Second was the increasing publishing media attention given to Substack and author excitement about owning their audience through an easy newsletter/website combo, among other great features. While fantastic for writers, I noted among authors a general antipathy toward 3rd party platforms. Creative writing is a labor of love and building a brand with so many recommended approaches, tools, and content marketing can be incredibly tiresome when all they want to do is write and reach audiences. Having a credible editor co-founder and building feedback metrics for reach and audience interaction would go a very long way.

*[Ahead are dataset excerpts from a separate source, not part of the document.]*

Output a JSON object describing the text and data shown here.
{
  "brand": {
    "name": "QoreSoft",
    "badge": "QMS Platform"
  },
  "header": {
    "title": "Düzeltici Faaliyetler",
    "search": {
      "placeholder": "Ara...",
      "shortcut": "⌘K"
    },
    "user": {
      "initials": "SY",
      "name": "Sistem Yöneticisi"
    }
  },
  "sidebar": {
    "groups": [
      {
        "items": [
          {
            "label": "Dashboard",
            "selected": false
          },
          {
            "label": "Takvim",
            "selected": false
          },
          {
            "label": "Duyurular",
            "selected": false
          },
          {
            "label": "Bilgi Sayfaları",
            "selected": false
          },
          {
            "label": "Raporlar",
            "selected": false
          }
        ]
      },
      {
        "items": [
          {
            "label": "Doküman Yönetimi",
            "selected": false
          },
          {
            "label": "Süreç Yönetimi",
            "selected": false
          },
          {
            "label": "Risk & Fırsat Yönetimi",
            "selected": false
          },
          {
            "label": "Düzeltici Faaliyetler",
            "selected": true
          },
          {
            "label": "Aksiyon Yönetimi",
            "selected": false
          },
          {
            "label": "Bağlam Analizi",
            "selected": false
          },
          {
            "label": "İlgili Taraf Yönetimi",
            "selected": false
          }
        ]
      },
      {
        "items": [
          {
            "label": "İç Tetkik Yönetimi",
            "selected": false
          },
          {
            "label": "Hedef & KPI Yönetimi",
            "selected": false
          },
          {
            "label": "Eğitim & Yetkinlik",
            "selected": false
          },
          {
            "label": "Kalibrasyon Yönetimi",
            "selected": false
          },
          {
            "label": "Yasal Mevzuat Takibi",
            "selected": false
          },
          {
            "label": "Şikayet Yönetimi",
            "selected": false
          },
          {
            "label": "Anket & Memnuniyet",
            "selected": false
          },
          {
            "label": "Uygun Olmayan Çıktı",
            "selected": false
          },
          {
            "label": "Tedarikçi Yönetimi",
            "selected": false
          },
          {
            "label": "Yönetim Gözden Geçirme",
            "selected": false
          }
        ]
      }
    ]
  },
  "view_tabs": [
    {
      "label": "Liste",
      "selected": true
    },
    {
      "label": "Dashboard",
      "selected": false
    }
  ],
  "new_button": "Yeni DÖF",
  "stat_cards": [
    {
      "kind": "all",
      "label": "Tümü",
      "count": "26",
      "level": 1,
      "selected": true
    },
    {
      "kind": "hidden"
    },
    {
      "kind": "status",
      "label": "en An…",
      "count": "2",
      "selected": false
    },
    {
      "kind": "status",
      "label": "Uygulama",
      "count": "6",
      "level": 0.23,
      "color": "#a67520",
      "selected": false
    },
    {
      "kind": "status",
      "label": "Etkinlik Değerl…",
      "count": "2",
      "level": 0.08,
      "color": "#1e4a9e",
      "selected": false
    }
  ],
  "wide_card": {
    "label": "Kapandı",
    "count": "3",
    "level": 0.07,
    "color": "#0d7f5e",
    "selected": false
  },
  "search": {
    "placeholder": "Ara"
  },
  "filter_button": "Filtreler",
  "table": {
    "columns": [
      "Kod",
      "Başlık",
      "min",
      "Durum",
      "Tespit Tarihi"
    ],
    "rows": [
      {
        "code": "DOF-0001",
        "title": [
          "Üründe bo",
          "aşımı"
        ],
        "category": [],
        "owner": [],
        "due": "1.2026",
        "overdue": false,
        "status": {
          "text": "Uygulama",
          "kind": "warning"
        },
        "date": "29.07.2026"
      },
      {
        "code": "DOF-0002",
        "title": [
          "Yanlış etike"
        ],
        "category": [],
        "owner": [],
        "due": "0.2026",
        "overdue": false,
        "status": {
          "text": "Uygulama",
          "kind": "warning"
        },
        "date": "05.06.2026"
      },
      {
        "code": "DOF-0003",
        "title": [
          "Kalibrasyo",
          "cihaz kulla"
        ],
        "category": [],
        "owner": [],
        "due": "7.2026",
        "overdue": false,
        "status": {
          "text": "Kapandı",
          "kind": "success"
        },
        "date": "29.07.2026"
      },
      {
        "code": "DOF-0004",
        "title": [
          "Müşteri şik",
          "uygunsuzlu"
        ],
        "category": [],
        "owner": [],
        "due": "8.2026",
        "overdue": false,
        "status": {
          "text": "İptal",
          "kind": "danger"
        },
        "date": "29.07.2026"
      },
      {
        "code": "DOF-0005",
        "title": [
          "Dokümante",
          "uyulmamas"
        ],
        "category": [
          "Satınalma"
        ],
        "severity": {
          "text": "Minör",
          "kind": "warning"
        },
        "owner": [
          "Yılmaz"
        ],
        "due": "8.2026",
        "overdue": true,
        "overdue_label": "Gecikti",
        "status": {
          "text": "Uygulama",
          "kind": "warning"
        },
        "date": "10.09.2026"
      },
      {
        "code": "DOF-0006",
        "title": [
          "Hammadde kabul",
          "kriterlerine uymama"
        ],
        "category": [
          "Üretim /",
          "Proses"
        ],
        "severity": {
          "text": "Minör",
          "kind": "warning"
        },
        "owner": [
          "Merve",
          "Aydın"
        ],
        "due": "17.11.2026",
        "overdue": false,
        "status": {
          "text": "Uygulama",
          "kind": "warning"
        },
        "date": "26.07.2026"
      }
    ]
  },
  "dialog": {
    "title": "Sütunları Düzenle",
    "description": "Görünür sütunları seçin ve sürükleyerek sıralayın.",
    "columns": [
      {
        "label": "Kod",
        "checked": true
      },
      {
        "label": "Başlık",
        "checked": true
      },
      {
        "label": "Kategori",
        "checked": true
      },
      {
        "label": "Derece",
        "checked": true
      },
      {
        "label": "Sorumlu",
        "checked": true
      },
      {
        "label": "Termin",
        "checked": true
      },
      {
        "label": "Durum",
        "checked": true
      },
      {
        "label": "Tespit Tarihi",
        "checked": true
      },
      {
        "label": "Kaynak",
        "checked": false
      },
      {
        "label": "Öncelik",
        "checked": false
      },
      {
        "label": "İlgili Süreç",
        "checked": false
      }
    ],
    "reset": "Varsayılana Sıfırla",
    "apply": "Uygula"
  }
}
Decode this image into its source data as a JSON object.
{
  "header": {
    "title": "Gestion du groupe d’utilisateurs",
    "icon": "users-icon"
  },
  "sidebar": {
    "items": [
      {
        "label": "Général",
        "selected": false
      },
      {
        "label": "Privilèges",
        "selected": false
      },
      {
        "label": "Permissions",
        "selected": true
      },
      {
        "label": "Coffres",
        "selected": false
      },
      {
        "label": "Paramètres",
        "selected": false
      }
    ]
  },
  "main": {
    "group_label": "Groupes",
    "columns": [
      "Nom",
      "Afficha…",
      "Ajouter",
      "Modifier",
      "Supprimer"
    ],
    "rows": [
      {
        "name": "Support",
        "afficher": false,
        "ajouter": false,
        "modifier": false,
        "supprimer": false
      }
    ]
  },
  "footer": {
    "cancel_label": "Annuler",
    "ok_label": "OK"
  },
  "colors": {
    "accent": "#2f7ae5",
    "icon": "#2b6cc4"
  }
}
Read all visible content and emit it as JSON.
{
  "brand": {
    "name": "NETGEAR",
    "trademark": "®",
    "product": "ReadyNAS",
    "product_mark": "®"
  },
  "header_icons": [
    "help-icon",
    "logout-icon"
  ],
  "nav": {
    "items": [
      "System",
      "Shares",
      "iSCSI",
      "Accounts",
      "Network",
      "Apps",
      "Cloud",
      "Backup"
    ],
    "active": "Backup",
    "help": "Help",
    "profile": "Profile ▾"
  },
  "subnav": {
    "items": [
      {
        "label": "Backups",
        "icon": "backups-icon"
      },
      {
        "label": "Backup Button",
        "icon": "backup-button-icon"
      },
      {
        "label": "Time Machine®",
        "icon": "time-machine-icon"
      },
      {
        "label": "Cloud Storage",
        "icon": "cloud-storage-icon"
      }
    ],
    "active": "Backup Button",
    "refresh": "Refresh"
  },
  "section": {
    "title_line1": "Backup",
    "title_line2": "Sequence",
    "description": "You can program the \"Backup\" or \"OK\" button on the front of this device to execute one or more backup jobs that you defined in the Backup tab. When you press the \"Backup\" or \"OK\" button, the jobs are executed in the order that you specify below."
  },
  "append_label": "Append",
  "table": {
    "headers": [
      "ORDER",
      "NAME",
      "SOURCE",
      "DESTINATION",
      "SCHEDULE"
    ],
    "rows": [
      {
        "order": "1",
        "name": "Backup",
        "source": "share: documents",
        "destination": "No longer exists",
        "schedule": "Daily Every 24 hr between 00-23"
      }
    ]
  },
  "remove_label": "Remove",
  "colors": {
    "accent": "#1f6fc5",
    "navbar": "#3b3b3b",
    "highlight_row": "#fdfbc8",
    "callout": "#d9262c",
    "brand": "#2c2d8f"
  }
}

Lastly, I met with two well-funded serial entrepreneurs. Both run lean operations with a small staff and are very much in it for the long run, determined to provide the best product for authors and readers.

Shepherd is a service where authors recommend books related to their own, along with topical 'shelves' and filters to make finding the right book much easier. Site traffic is generated by a high publishing volume, SEO, author outreach efforts, and word-of-mouth.

Laterpress allows authors to publish and sell digital books on their own branded website with analytics, serialization, promotions, and email updates. While Amazon remains the primary sales channel for most indie authors, the service is a great way for authors to better connect with readers, and earn more revenue per unit sold.

Conclusion

Customers just want to be entertained with a compact, well-designed product. They don't care if a story was first published 6 years ago. Janesberry as an email-first literary magazine that runs on-demand like a Spotify radio station is still a great product concept. But for it to succeed, it would need a long financial runway and a well-connected editor, preferably a celebrity to speed things up. Did you know Reese Witherspoon sold her book club after 5 years for $900m?

This project was fun and I remain bullish on email-first media.